Sobre estar sozinho.
não é apenas o avanço tecnológico que marcou o início deste milênio. As relações afetivas também estão
passando por profundas transformações e revolucionando o conceito de
amor.
O que se busca hoje é uma relação
compatível com os tempos modernos, na qual exista individualidade,
respeito, alegria e prazer de estar junto, e não mais uma relação de
dependência, em que um responsabiliza o outro pelo seu bem-estar.
A idéia de uma pessoa ser o remédio para
nossa felicidade, que nasceu com o romantismo, está fadada a
desaparecer neste início de século.
O amor romântico parte da premissa de
que somos uma fração e precisamos encontrar nossa outra metade para nos
sentirmos completos. Muitas vezes ocorre até um processo de
despersonalização que, historicamente, tem atingido mais a mulher; ela
abandona suas características, para se amalgamar ao projeto masculino.

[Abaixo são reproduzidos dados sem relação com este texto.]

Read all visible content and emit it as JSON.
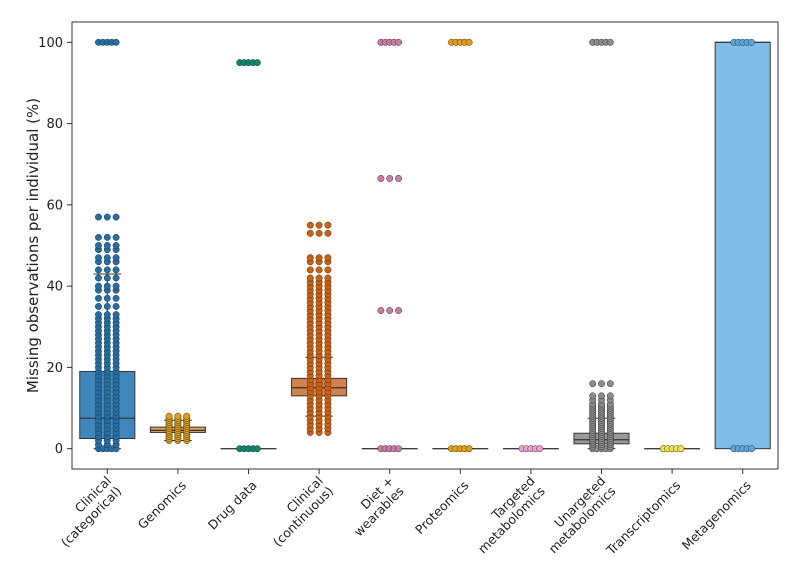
{
  "chart_data": {
    "type": "box",
    "title": "",
    "xlabel": "",
    "ylabel": "Missing observations per individual (%)",
    "ylim": [
      -5,
      105
    ],
    "yticks": [
      0,
      20,
      40,
      60,
      80,
      100
    ],
    "grid": false,
    "categories": [
      {
        "label": "Clinical\n(categorical)",
        "color": "#3f86ba",
        "dot": "#1f6fa8",
        "q1": 2.5,
        "median": 7.5,
        "q3": 19.0,
        "whisker_low": 0,
        "whisker_high": 43,
        "points": [
          0,
          1,
          2,
          3,
          4,
          5,
          6,
          7,
          8,
          9,
          10,
          11,
          12,
          13,
          14,
          15,
          16,
          17,
          18,
          19,
          20,
          21,
          22,
          23,
          24,
          25,
          26,
          27,
          28,
          29,
          30,
          31,
          32,
          33,
          35,
          37,
          39,
          40,
          42,
          44,
          46,
          47,
          49,
          50,
          52,
          57,
          100
        ]
      },
      {
        "label": "Genomics",
        "color": "#e0a458",
        "dot": "#e69f00",
        "q1": 4.0,
        "median": 4.5,
        "q3": 5.3,
        "whisker_low": 2,
        "whisker_high": 7,
        "points": [
          2,
          2.5,
          3,
          3.5,
          4,
          4.5,
          5,
          5.5,
          6,
          6.5,
          7,
          7.5,
          8
        ]
      },
      {
        "label": "Drug data",
        "color": "#3cab7f",
        "dot": "#00896a",
        "q1": 0,
        "median": 0,
        "q3": 0,
        "whisker_low": 0,
        "whisker_high": 0,
        "points": [
          0,
          95
        ]
      },
      {
        "label": "Clinical\n(continuous)",
        "color": "#d2834d",
        "dot": "#d55e00",
        "q1": 13,
        "median": 15,
        "q3": 17.3,
        "whisker_low": 8,
        "whisker_high": 22.5,
        "points": [
          4,
          5,
          6,
          7,
          8,
          9,
          10,
          11,
          12,
          13,
          14,
          15,
          16,
          17,
          18,
          19,
          20,
          21,
          22,
          23,
          24,
          25,
          26,
          27,
          28,
          29,
          30,
          31,
          32,
          33,
          34,
          35,
          36,
          37,
          38,
          39,
          40,
          41,
          42,
          44,
          46,
          47,
          53,
          55
        ]
      },
      {
        "label": "Diet +\nwearables",
        "color": "#cc79a7",
        "dot": "#cc79a7",
        "q1": 0,
        "median": 0,
        "q3": 0,
        "whisker_low": 0,
        "whisker_high": 0,
        "points": [
          0,
          34,
          66.5,
          100
        ]
      },
      {
        "label": "Proteomics",
        "color": "#e0a458",
        "dot": "#e69f00",
        "q1": 0,
        "median": 0,
        "q3": 0,
        "whisker_low": 0,
        "whisker_high": 0,
        "points": [
          0,
          100
        ]
      },
      {
        "label": "Targeted\nmetabolomics",
        "color": "#e8a0c8",
        "dot": "#f0a0d0",
        "q1": 0,
        "median": 0,
        "q3": 0,
        "whisker_low": 0,
        "whisker_high": 0,
        "points": [
          0
        ]
      },
      {
        "label": "Unargeted\nmetabolomics",
        "color": "#9a9a9a",
        "dot": "#8c8c8c",
        "q1": 1.2,
        "median": 2.2,
        "q3": 3.8,
        "whisker_low": 0,
        "whisker_high": 7.5,
        "points": [
          0,
          0.5,
          1,
          1.5,
          2,
          2.5,
          3,
          3.5,
          4,
          4.5,
          5,
          5.5,
          6,
          6.5,
          7,
          7.5,
          8,
          8.5,
          9,
          9.5,
          10,
          10.5,
          11,
          12,
          13,
          16,
          100
        ]
      },
      {
        "label": "Transcriptomics",
        "color": "#f0e442",
        "dot": "#f0e442",
        "q1": 0,
        "median": 0,
        "q3": 0,
        "whisker_low": 0,
        "whisker_high": 0,
        "points": [
          0
        ]
      },
      {
        "label": "Metagenomics",
        "color": "#80bde6",
        "dot": "#56a8dc",
        "q1": 0,
        "median": 100,
        "q3": 100,
        "whisker_low": 0,
        "whisker_high": 100,
        "points": [
          0,
          100
        ]
      }
    ]
  }
}
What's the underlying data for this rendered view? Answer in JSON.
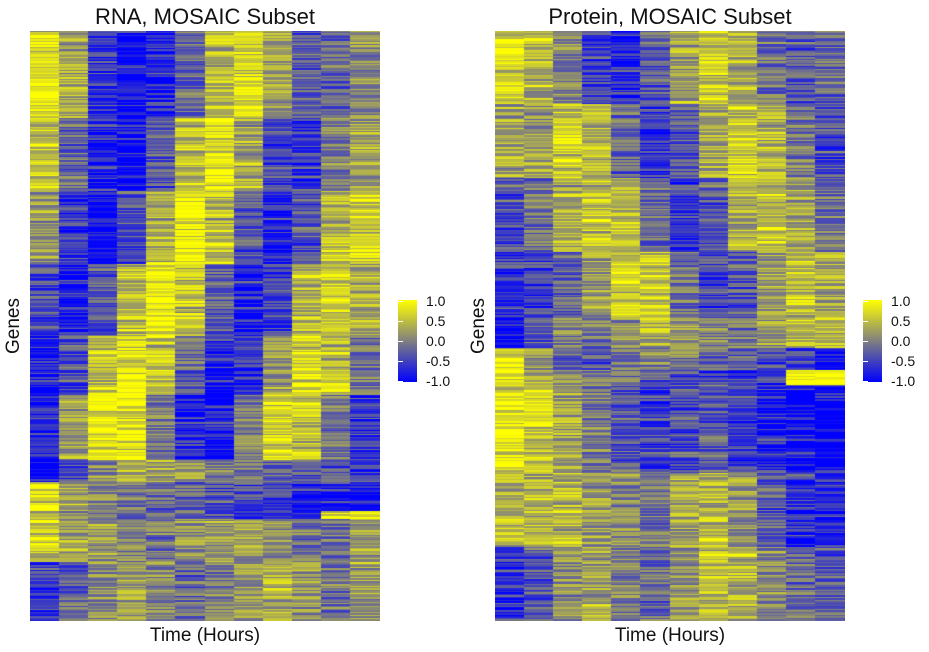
{
  "panels": [
    {
      "title": "RNA, MOSAIC Subset",
      "xlabel": "Time (Hours)",
      "ylabel": "Genes"
    },
    {
      "title": "Protein, MOSAIC Subset",
      "xlabel": "Time (Hours)",
      "ylabel": "Genes"
    }
  ],
  "legend": {
    "labels": [
      "1.0",
      "0.5",
      "0.0",
      "-0.5",
      "-1.0"
    ],
    "values": [
      1.0,
      0.5,
      0.0,
      -0.5,
      -1.0
    ],
    "colors": {
      "high": "#ffff00",
      "mid": "#7f7f7f",
      "low": "#0000ff"
    }
  },
  "chart_data": [
    {
      "type": "heatmap",
      "title": "RNA, MOSAIC Subset",
      "xlabel": "Time (Hours)",
      "ylabel": "Genes",
      "n_timepoints": 12,
      "color_scale": {
        "min": -1.0,
        "max": 1.0,
        "low": "#0000ff",
        "mid": "#7f7f7f",
        "high": "#ffff00"
      },
      "gene_blocks": [
        {
          "rows": 60,
          "values": [
            0.8,
            0.3,
            -0.6,
            -0.9,
            -0.7,
            -0.2,
            0.4,
            0.7,
            0.2,
            -0.3,
            -0.2,
            0.1
          ]
        },
        {
          "rows": 50,
          "values": [
            0.6,
            -0.2,
            -0.8,
            -0.9,
            -0.3,
            0.5,
            0.8,
            0.3,
            -0.4,
            -0.6,
            0.0,
            0.3
          ]
        },
        {
          "rows": 50,
          "values": [
            0.2,
            -0.6,
            -0.9,
            -0.4,
            0.4,
            0.9,
            0.5,
            -0.3,
            -0.8,
            -0.3,
            0.5,
            0.6
          ]
        },
        {
          "rows": 50,
          "values": [
            -0.4,
            -0.8,
            -0.3,
            0.5,
            0.9,
            0.5,
            -0.3,
            -0.8,
            -0.5,
            0.4,
            0.7,
            0.4
          ]
        },
        {
          "rows": 40,
          "values": [
            -0.8,
            -0.4,
            0.5,
            0.9,
            0.6,
            -0.2,
            -0.8,
            -0.6,
            0.2,
            0.7,
            0.5,
            -0.1
          ]
        },
        {
          "rows": 45,
          "values": [
            -0.7,
            0.2,
            0.8,
            0.8,
            0.0,
            -0.7,
            -0.8,
            0.0,
            0.7,
            0.6,
            -0.1,
            -0.5
          ]
        },
        {
          "rows": 15,
          "values": [
            -1.0,
            -0.4,
            0.1,
            0.3,
            0.3,
            0.2,
            0.1,
            0.0,
            -0.2,
            -0.3,
            -0.4,
            -0.5
          ]
        },
        {
          "rows": 20,
          "values": [
            1.0,
            0.4,
            0.1,
            -0.1,
            -0.2,
            -0.3,
            -0.4,
            -0.5,
            -0.6,
            -0.8,
            -0.9,
            -0.9
          ]
        },
        {
          "rows": 5,
          "values": [
            0.5,
            0.2,
            0.0,
            -0.2,
            -0.3,
            -0.4,
            -0.5,
            -0.6,
            -0.7,
            -0.8,
            1.0,
            1.0
          ]
        },
        {
          "rows": 30,
          "values": [
            0.6,
            0.3,
            0.2,
            0.0,
            -0.1,
            0.1,
            0.2,
            0.3,
            0.1,
            -0.2,
            -0.1,
            0.2
          ]
        },
        {
          "rows": 40,
          "values": [
            -0.5,
            -0.3,
            0.1,
            0.3,
            0.1,
            -0.2,
            0.0,
            0.2,
            0.4,
            0.2,
            -0.1,
            0.3
          ]
        }
      ]
    },
    {
      "type": "heatmap",
      "title": "Protein, MOSAIC Subset",
      "xlabel": "Time (Hours)",
      "ylabel": "Genes",
      "n_timepoints": 12,
      "color_scale": {
        "min": -1.0,
        "max": 1.0,
        "low": "#0000ff",
        "mid": "#7f7f7f",
        "high": "#ffff00"
      },
      "gene_blocks": [
        {
          "rows": 50,
          "values": [
            0.7,
            0.4,
            0.1,
            -0.5,
            -0.7,
            -0.3,
            0.3,
            0.6,
            0.4,
            -0.1,
            -0.3,
            -0.2
          ]
        },
        {
          "rows": 50,
          "values": [
            0.3,
            0.2,
            0.6,
            0.4,
            -0.2,
            -0.6,
            -0.3,
            0.3,
            0.6,
            0.4,
            -0.1,
            -0.4
          ]
        },
        {
          "rows": 50,
          "values": [
            -0.4,
            -0.1,
            0.3,
            0.6,
            0.4,
            -0.2,
            -0.6,
            -0.3,
            0.3,
            0.5,
            0.3,
            -0.1
          ]
        },
        {
          "rows": 45,
          "values": [
            -0.6,
            -0.5,
            -0.2,
            0.2,
            0.6,
            0.5,
            -0.1,
            -0.5,
            -0.3,
            0.3,
            0.5,
            0.3
          ]
        },
        {
          "rows": 20,
          "values": [
            -1.0,
            -0.3,
            0.0,
            -0.1,
            0.1,
            0.3,
            0.2,
            0.0,
            -0.1,
            0.2,
            0.5,
            0.4
          ]
        },
        {
          "rows": 15,
          "values": [
            0.9,
            0.2,
            -0.2,
            -0.3,
            0.0,
            0.1,
            0.0,
            -0.2,
            -0.3,
            -0.4,
            -0.6,
            -1.0
          ]
        },
        {
          "rows": 10,
          "values": [
            0.8,
            0.4,
            0.2,
            0.0,
            -0.2,
            -0.3,
            -0.4,
            -0.5,
            -0.6,
            -0.5,
            0.9,
            1.0
          ]
        },
        {
          "rows": 60,
          "values": [
            0.8,
            0.6,
            0.3,
            0.0,
            -0.3,
            -0.5,
            -0.4,
            -0.3,
            -0.5,
            -0.7,
            -0.9,
            -1.0
          ]
        },
        {
          "rows": 50,
          "values": [
            0.4,
            0.5,
            0.4,
            0.2,
            0.1,
            -0.1,
            0.3,
            0.4,
            0.2,
            -0.3,
            -0.6,
            -0.7
          ]
        },
        {
          "rows": 50,
          "values": [
            -0.6,
            -0.3,
            0.1,
            0.3,
            0.0,
            -0.2,
            0.2,
            0.5,
            0.4,
            0.1,
            -0.2,
            -0.3
          ]
        }
      ]
    }
  ]
}
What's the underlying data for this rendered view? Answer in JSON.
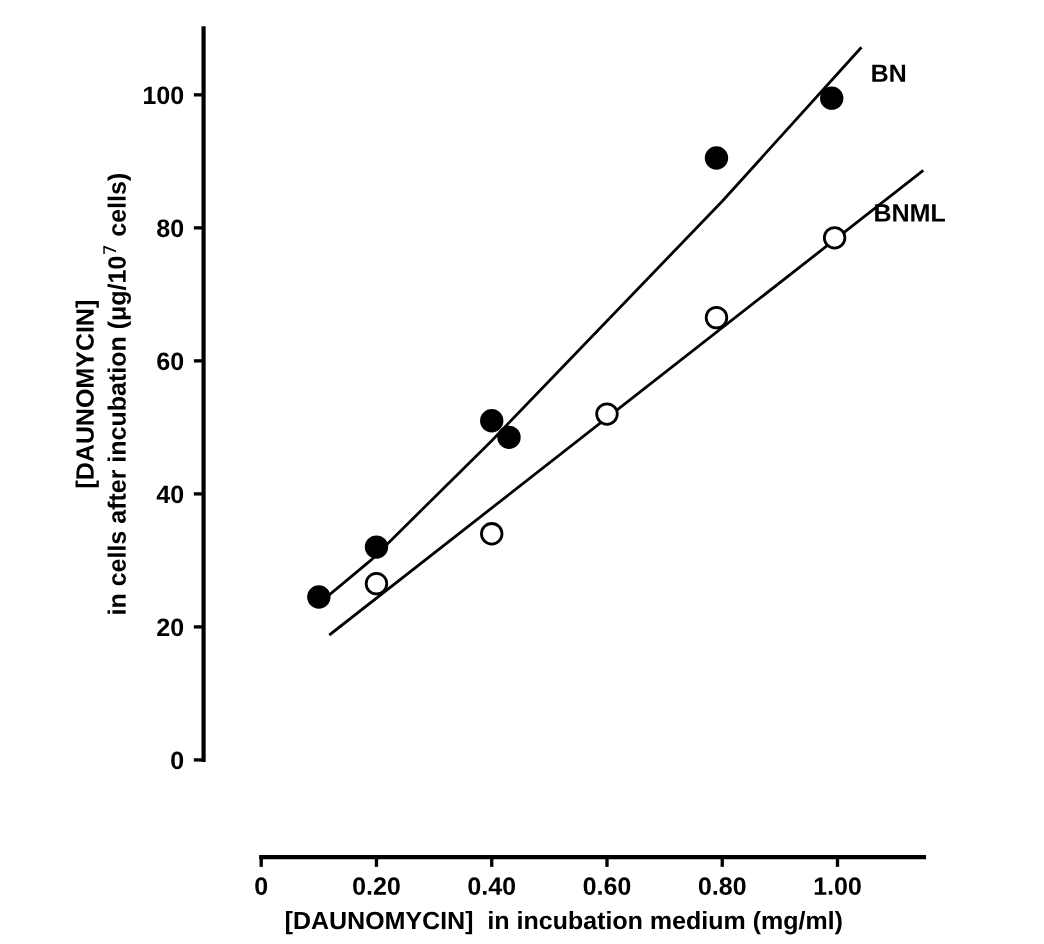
{
  "chart_data": {
    "type": "scatter",
    "xlabel": "[DAUNOMYCIN]  in incubation medium (mg/ml)",
    "ylabel": "[DAUNOMYCIN]\nin cells after incubation (μg/10$^{7}$ cells)",
    "xlim": [
      -0.1,
      1.15
    ],
    "ylim": [
      0,
      110
    ],
    "xticks": [
      0,
      {
        "value": 0.2,
        "label": "0.20"
      },
      {
        "value": 0.4,
        "label": "0.40"
      },
      {
        "value": 0.6,
        "label": "0.60"
      },
      {
        "value": 0.8,
        "label": "0.80"
      },
      {
        "value": 1.0,
        "label": "1.00"
      }
    ],
    "yticks": [
      0,
      20,
      40,
      60,
      80,
      100
    ],
    "grid": false,
    "legend": false,
    "series": [
      {
        "name": "BN",
        "color": "#000000",
        "marker": "circle",
        "x": [
          0.1,
          0.2,
          0.4,
          0.43,
          0.79,
          0.99
        ],
        "values": [
          24.5,
          32,
          51,
          48.5,
          90.5,
          99.5
        ]
      },
      {
        "name": "BNML",
        "color": "#ffffff",
        "marker": "circle",
        "x": [
          0.2,
          0.4,
          0.6,
          0.79,
          0.995
        ],
        "values": [
          26.5,
          34,
          52,
          66.5,
          78.5
        ]
      },
      {
        "type": "line",
        "color": "#000000",
        "x": [
          0.1,
          0.19,
          0.4,
          0.8,
          1.04
        ],
        "values": [
          23.5,
          30,
          48,
          84,
          107
        ]
      },
      {
        "type": "line",
        "color": "#000000",
        "x": [
          0.12,
          1.147
        ],
        "values": [
          18.9,
          88.5
        ]
      }
    ]
  }
}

A teoria da ligação entre opostos também
vem dessa raiz: o outro tem de fazer o que eu não sei. Se sou manso,
ele deve ser agressivo, e assim por diante. Uma idéia prática de
sobrevivência, e pouco romântica, por sinal.
A palavra de ordem deste século é parceria.
Estamos trocando o amor de necessidade,
pelo amor de desejo. Eu gosto e desejo a companhia, mas não preciso, o
que é muito diferente.
Com o avanço tecnológico, que exige mais tempo individual, as pessoas estão perdendo o pavor de ficar sozinhas, e aprendendo a conviver melhor consigo mesmas. Elas estão começando a perceber que se sentem fração, mas são inteiras. O outro, com o qual se estabelece um elo, também se sente uma fração.
Não é príncipe ou salvador de coisa nenhuma. É apenas um companheiro de viagem.
O homem é um animal que vai mudando o mundo, e depois tem de ir se reciclando, para se adaptar ao mundo que fabricou.
Estamos entrando na era da
individualidade, o que não tem nada a ver com egoísmo. O egoísta não tem
energia própria; ele se alimenta da energia que vem do outro, seja ela
financeira ou moral.
A nova forma de amor, ou mais amor, tem
nova feição e significado. Visa à aproximação de dois inteiros, e não a
união de duas metades.
E ela só é possível para aqueles que conseguirem trabalhar sua individualidade.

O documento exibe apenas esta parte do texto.